Kirby Puckett, I will remember you as you were: a giant, a  leader among the best, and a hero--my childhood in navy blue and bright red — because every time I hit a tennis ball into the woods behind our house, I imagined I was you.

06 March 2006


For those of you living under a rock, "truthiness is the quality by which a person purports to know something emotionally or instinctively, without regard to evidence or to what the person might conclude from intellectual examination." Check out the whole thing here. Oh man. Is this like not the problem with everything? Example from this week: A friend of mine from Fukuoka has called me a couple of times to voice concern about my pending international marriage.

Statement: International marriages have a high likelihood of failure.

Really? Well, gee, I don't know how I could check that out but it seems to be true. I once knew an interracial couple and they broke up. Maybe I can think of three. Plus, I mean, if you think about it, it's probably very hard two cultures and two languages. Cultures are so different. And families too! Yeah, yeah, I'm sure that intercultural relationships are more prone to fail.

But see? Suddenly, we aren't talking about anything that's real, just perceptions of things. This happens all the time.

Person A: Humankind is naturally evil.
Person B: Hm, I don't know if I agree.
Person A: Dude, Hitler? Osama bin what's-his-face? Donny Osmond?
Person B: Hm, that seems right.
Person A: That's because it is right.

Take prayer. It seems that prayer changes things. Sometimes. Sometimes not, but sometimes it does. My evidence? One time I prayed and X happened and I chose to attribute that result to my prayer rather than Y or Z factor. What if Y or Z factor make more sense? Doesn't matter. It feels like my prayer changed it.

But wait, wait, unfortunately our gut or conscious is installed by our culture. That's right kids, what you think is right and what you think is wrong is most likely not the work of some deep sense of morality, but rather what you've been told is right and wrong.

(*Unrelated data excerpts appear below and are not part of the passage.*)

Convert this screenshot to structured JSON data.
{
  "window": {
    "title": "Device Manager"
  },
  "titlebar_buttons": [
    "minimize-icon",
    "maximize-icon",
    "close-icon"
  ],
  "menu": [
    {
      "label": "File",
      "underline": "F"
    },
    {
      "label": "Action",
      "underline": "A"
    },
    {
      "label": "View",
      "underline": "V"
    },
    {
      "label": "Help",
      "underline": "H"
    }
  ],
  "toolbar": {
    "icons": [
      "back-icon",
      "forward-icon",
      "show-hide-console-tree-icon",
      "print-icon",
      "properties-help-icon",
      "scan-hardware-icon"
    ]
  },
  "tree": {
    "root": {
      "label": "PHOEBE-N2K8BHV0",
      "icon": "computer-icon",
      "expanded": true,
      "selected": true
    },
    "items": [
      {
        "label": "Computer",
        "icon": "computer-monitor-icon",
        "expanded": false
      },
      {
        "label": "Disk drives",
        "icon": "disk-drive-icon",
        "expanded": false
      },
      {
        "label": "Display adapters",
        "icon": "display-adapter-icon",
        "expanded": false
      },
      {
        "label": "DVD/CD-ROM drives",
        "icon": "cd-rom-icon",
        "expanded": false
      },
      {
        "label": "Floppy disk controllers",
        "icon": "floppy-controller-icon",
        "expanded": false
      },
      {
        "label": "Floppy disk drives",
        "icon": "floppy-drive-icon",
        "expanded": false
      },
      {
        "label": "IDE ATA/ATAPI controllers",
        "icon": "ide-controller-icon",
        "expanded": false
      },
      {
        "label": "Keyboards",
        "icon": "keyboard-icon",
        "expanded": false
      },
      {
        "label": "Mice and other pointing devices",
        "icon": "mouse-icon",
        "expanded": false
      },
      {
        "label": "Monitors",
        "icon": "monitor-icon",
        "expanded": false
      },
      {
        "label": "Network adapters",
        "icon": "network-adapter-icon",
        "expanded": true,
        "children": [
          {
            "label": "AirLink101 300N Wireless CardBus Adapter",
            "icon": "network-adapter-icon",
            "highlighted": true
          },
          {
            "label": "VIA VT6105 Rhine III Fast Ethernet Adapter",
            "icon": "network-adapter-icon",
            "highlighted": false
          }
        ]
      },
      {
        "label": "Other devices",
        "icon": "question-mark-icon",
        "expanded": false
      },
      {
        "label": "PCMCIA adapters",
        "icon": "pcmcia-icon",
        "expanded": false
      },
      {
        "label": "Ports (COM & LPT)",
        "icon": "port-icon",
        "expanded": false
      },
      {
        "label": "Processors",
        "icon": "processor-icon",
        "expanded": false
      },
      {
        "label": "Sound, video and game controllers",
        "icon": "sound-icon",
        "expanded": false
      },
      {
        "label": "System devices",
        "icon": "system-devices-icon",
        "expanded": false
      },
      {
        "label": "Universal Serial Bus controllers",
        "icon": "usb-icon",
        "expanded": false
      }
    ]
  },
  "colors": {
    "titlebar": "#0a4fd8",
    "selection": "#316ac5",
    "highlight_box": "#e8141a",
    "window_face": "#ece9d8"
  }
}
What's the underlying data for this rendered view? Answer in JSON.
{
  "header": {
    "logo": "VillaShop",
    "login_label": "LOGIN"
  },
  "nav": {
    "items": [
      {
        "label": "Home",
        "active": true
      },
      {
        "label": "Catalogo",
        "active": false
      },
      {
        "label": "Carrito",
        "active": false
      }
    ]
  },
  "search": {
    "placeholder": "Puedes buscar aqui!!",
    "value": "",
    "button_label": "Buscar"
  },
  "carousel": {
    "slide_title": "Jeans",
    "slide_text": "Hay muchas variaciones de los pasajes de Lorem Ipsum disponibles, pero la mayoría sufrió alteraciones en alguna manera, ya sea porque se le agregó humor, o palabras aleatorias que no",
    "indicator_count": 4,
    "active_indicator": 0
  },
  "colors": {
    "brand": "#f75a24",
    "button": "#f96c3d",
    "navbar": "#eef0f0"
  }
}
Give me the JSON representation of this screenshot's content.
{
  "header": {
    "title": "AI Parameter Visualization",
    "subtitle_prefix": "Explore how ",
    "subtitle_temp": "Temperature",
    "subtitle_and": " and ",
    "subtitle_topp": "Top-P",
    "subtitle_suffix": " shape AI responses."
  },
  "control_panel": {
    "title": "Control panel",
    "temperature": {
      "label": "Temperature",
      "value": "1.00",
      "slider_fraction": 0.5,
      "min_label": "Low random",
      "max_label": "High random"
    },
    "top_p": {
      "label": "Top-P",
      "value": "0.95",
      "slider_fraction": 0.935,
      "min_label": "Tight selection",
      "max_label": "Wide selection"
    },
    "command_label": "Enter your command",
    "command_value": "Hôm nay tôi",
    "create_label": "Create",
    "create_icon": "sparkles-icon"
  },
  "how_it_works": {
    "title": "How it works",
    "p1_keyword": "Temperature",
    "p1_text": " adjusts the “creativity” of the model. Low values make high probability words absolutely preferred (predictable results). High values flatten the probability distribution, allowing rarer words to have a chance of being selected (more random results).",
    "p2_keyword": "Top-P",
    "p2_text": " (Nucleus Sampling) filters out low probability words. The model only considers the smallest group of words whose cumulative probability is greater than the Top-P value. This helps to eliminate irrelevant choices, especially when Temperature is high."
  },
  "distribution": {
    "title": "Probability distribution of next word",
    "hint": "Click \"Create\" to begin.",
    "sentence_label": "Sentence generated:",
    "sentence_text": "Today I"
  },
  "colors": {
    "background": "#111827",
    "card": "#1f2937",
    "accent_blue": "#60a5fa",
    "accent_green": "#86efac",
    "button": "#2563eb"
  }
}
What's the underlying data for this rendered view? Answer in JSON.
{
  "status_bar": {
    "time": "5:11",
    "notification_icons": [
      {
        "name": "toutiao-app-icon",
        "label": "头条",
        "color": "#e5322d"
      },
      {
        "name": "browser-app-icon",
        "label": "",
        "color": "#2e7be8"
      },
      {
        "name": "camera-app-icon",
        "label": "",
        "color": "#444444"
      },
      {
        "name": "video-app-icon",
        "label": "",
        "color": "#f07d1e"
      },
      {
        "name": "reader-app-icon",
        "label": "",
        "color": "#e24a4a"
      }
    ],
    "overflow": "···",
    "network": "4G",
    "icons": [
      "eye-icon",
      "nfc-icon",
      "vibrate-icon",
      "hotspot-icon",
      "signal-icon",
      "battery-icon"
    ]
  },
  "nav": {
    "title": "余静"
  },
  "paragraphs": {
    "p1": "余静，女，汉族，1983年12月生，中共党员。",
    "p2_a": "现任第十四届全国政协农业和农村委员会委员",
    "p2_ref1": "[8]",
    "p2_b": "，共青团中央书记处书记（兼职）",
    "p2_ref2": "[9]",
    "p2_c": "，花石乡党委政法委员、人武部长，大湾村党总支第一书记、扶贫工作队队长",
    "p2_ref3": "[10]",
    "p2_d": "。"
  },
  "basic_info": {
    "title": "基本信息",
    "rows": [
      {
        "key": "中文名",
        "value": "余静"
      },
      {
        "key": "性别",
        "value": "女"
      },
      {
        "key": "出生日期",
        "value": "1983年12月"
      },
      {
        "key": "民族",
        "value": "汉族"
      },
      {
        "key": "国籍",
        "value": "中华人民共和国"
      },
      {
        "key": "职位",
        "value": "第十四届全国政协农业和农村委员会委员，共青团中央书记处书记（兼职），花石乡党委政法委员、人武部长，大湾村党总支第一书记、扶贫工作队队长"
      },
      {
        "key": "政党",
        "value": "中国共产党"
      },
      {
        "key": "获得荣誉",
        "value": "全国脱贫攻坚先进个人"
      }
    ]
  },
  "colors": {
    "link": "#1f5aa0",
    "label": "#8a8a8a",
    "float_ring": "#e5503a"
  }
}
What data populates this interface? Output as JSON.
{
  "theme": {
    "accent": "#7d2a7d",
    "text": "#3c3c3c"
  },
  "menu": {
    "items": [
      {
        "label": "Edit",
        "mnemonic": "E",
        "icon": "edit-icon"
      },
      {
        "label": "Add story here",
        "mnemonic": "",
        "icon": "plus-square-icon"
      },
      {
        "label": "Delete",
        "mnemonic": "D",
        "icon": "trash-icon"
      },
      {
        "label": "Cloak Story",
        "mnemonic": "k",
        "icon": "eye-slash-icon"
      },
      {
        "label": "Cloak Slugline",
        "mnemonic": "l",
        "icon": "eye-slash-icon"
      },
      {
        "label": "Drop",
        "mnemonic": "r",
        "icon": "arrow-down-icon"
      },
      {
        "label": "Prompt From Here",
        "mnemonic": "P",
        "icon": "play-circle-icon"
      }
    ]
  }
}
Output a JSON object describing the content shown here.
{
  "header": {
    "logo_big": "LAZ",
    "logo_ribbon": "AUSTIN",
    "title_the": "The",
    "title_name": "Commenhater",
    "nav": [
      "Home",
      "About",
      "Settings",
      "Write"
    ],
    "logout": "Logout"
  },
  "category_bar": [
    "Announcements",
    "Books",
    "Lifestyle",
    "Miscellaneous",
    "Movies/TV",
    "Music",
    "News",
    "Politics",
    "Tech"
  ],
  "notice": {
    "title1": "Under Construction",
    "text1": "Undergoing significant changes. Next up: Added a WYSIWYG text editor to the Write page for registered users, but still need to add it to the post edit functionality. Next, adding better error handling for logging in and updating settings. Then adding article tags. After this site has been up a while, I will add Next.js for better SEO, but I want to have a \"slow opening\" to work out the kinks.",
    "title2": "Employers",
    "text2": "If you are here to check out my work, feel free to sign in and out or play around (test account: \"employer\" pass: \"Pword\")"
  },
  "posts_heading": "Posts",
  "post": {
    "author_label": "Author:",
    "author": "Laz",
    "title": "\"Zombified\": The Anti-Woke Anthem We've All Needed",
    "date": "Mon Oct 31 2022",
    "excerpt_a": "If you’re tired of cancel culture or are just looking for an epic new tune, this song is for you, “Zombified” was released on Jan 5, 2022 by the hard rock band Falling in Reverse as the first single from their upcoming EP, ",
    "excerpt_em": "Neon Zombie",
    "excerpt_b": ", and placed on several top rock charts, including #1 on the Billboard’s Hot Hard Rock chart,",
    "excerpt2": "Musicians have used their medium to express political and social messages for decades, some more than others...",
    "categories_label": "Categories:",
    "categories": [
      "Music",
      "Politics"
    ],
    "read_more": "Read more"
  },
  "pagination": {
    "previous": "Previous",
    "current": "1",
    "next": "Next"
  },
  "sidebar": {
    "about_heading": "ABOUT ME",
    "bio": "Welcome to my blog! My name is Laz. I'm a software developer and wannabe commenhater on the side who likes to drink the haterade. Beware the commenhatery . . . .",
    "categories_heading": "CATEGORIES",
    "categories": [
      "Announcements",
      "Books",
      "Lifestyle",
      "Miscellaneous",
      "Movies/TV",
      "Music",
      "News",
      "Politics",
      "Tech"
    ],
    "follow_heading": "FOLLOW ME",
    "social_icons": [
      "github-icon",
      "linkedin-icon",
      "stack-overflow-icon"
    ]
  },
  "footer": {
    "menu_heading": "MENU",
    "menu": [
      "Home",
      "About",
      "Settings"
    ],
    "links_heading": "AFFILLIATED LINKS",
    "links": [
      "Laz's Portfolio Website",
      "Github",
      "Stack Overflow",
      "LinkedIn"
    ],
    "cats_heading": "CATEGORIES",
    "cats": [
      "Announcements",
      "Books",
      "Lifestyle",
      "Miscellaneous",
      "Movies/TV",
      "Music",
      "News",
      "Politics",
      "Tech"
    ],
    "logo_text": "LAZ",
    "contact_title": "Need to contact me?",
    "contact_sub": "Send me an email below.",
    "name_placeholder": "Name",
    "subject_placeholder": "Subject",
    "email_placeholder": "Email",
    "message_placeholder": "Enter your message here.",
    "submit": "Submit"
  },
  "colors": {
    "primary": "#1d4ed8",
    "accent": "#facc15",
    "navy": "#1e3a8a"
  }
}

So if your Western culture has been heavily influenced by Judeo-Christian thought, then, well, you probably have a feeling that there is a God or right and wrong reflect your culture values. Oh, and that one time that missionary talked at your church and told you about how the culture he or she came from reflected a Biblical truth? Well, that dude was probably from a Western culture looking at the non-Western culture with the understanding that all cultures are the same. Maybe it is the same, maybe not. The most important thing is not to get another viewpoint or check it out yourself. No, no. Just feel it. Thus, you can get a truthy truth out of anything.

The next time you belting away "God of wonders beyond this galaxy/ You are worthy, worthy" think about whether or not you are making a factual statement or a truthy statement.

01 March 2006

How I came to (or) How I came to be a green and giver of helpful advice

This week, on a green kick, I rode my bicycle. I rode and rode and rode. And I thought about how it troubles me that I ride a bicycle, but I also ride a train. I think we should use another verb. Maybe pedal? Maybe a rumination on the homonyms "pedal" and "peddle"?

Tomorrow, again, I will ride and ride and try to beat the earlier high of 50 klicks in a 24 hour period following this map:

"But Stephe-O," you say, "I have no idea what this map's scale is. For all I know, you could be going, like, a mile and a half?"

Did I mention it is going to rain tomorrow? High likelihood of rain.

I pulled out the ol' "Relationship triangle of Success!" today, to much acclaim. Basically, as you can see, the relationship triangle of success tells us that we need some effing balance in our relationships. Pull too much on one part of the triangle, and suddenly the triangle collapses.

Not convinced? I look pretty compelling if you ask me. And Yoko seems convinced. And totally hot.